I think it does a disservice to actual heroism to label everyone who joins the service a "hero."
It also contributes to the sort of "my country right or wrong" attitude that justifies any war our "heroes" fight in, regardless of whether those wars are really defending the security of the United States - as in World War II - or whether they are mere jousts at an imaginary windmill like the "Domino Theory" that entangled us in Vietnam, or whatever reasons George W. Bush and Dick Cheney insisted on attacking Iraq.
That is not to say that heroic deeds did not occur in each of these conflicts, no matter how unjustified the reason for the conflict itself. They did. But those heroic deeds are not in themselves justification for the wars in which they occurred, and therein lies the rub.
The military-industrial complex loves the idea of universal heroism, as it plays right into its agenda of perpetual war for profit.

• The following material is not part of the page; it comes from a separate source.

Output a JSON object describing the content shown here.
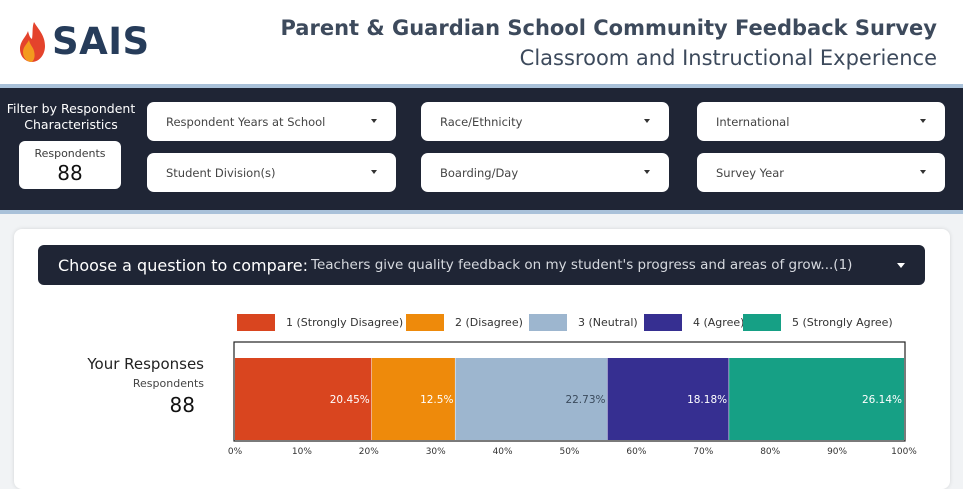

Sometimes heroism is publicly opposing a war, and subjecting oneself to the harassment and charges of cowardice that go along with anti-war protests in a country of flag-wrapping hypocrites. That involves suffering, too, although the wounds may not be as visible.
How is saving lives by preventing a war not a greater heroism than heroic acts in a war that takes lives?
How can a nation that describes itself as "Christian" believe otherwise, if "Christian" means emulating the life of Jesus? I say it can't, unless "Christian" means something else altogether.